В рамках социально-психологического дискурса нам представляется важным и релевантным говорить о границах взаимодействия субъекта с Другим/Другими. Использование понятия «субъект» и его предпочтение нами объясняется исходя из двух основных посылок: методологической и семантической. Первая связана с теоретико-методологическим поворотом современной психологии в сторону субъекта как категории, обладающей большим интерпретационным и объяснительным потенциалом. В настоящее время в психологических исследованиях человек рассматривается как субъект бытия, взаимодействующий с миром и другими в этом мире, в реальном социально-психологическом контексте (Б.Г. Ананьев, К.А. Абульханова, Л.И. Анцыферова, А.В. Брушлинский, А.Л. Журавлев, В.В. Знаков, В.Ф. Петренко, А.В. Петровский, В.А. Петровский, С.Л. Рубинштейн, З.И. Рябикина, Е.А. Сергиенко, В.И. Слободчиков, В.Э. Чудновский и др.).

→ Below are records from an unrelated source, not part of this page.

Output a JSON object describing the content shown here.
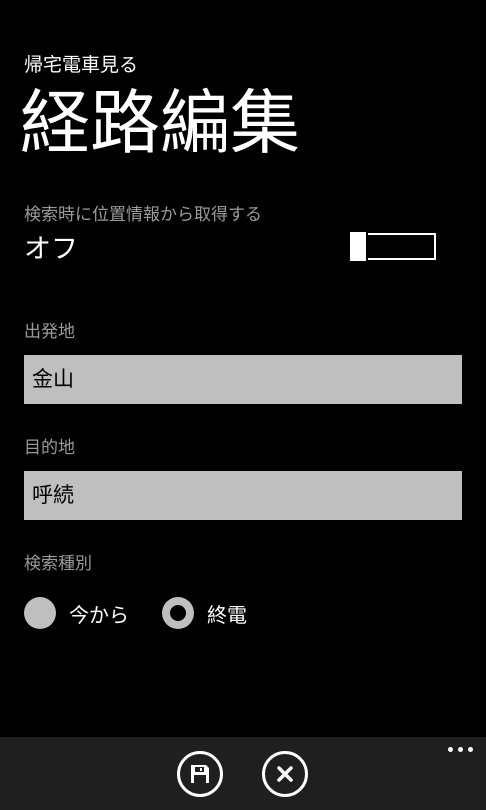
{
  "header": {
    "app_title": "帰宅電車見る",
    "page_title": "経路編集"
  },
  "location_setting": {
    "label": "検索時に位置情報から取得する",
    "state": "オフ",
    "enabled": false
  },
  "departure": {
    "label": "出発地",
    "value": "金山"
  },
  "destination": {
    "label": "目的地",
    "value": "呼続"
  },
  "search_type": {
    "label": "検索種別",
    "options": [
      {
        "label": "今から",
        "selected": false
      },
      {
        "label": "終電",
        "selected": true
      }
    ]
  },
  "app_bar": {
    "buttons": [
      {
        "icon": "save-icon"
      },
      {
        "icon": "cancel-icon"
      }
    ],
    "more": "ellipsis-icon"
  },
  "colors": {
    "background": "#000000",
    "field": "#bfbfbf",
    "label": "#9a9a9a",
    "app_bar": "#1f1f1f"
  }
}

Вторая касается того, что категория «субъект» более четко определена и меньше нагружена различными коннотациями по сравнению с другими психологическими категориями, такими как личность, эго, самость, идентичность.

Мы предлагаем выделять два вида взаимосвязанных границ – интерсубъектные и интерсубъективные, определение которых сопряжено со сложной проблемой дифференциации понятий субъектность и субъективность, неоднократно обсуждавшейся в отечественной психологии (С.Л. Рубинштейн, А.Н. Леонтьев, А.В. Брушлинский, В.И. Слободчиков, В.Э. Чудновский). Формат данной публикации не позволяет углубиться в указанную проблему, поэтому мы остановимся лишь на нашем понимании выделенных видов границ.

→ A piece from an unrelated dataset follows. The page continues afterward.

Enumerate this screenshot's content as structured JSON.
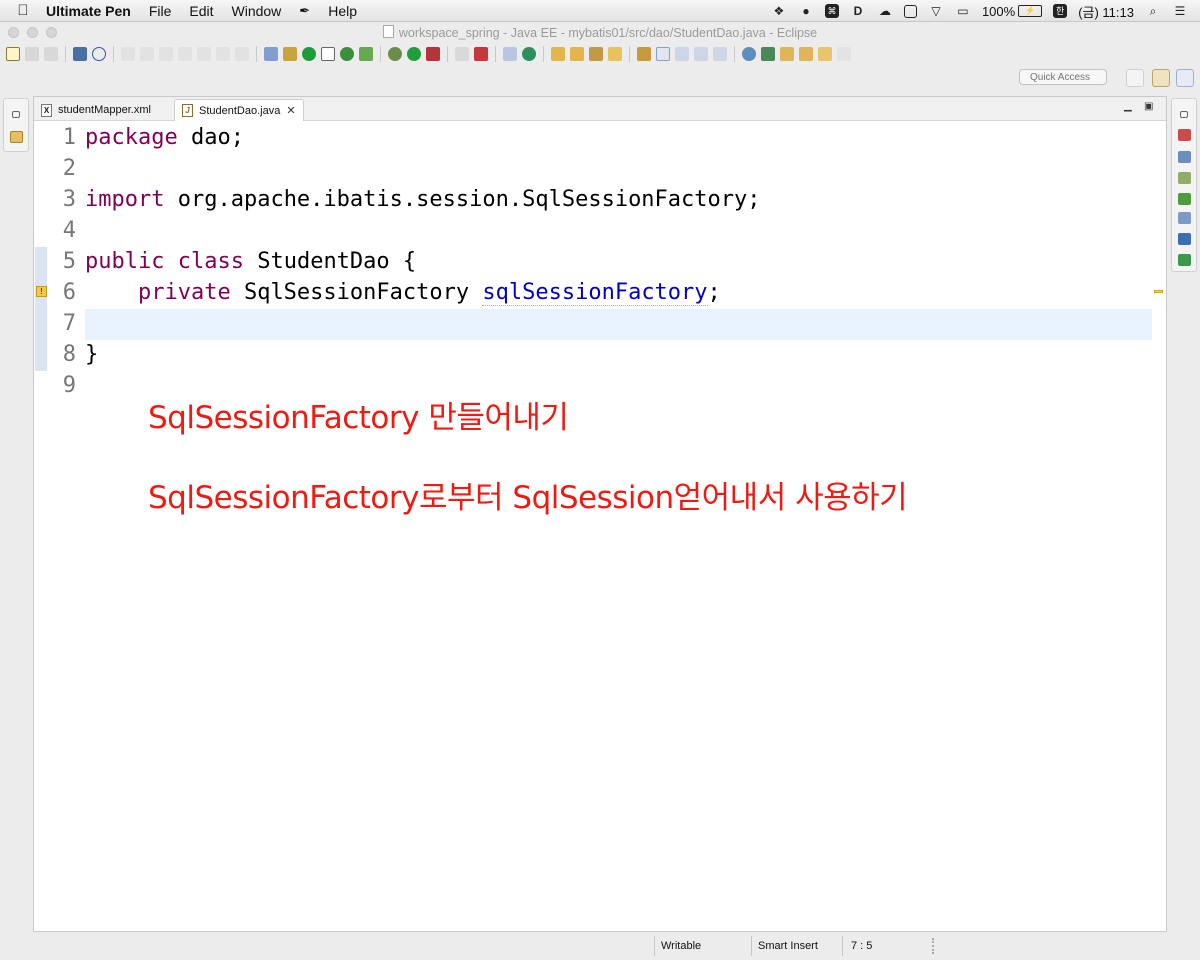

Интерсубъектные границы обозначают область «между» различными взаимодействующими субъектами, их встречу, контакты, соприкосновение, диалог и репрезентируются шкалой «Я−Другой», выступая критерием открытости Другому/Другим и в то же время отделенности от них.

Интерсубъективные границы выстраиваются внутри Я субъекта и представляют отношения «Я − не-Я». Напомним в этом контексте высказывание М.М. Бахтина: «Быть – значит быть для Другого и через него для себя. У человека нет внутренней суверенной территории, он весь и всегда на границе, смотря внутрь себя, он смотрит в глаза другому или глазами другого» [2].

Указанные виды границ не позиционируются нами как бинарные и оппозиционные, они выступают как единое целое, части которого находятся в состоянии динамического равновесия, именно благодаря их диалектике конструируется внутренний мир человека. Нам близка идея Т.Д. Марцинковской, упомянутая выше, согласно которой можно говорить о взаимосвязи границ и их динамике, как по вертикали (в контексте личностного роста, саморазвития и самодетерминации), так и по горизонтали (движение от внешних пределов к внутренним, установление переходов и связей). Более того, взаимодействие предполагает кроме локальной системы фреймов еще и сеть гетерогенных отношений, благодаря которой человек постоянно выходит за рамки фиксированной системы фреймов.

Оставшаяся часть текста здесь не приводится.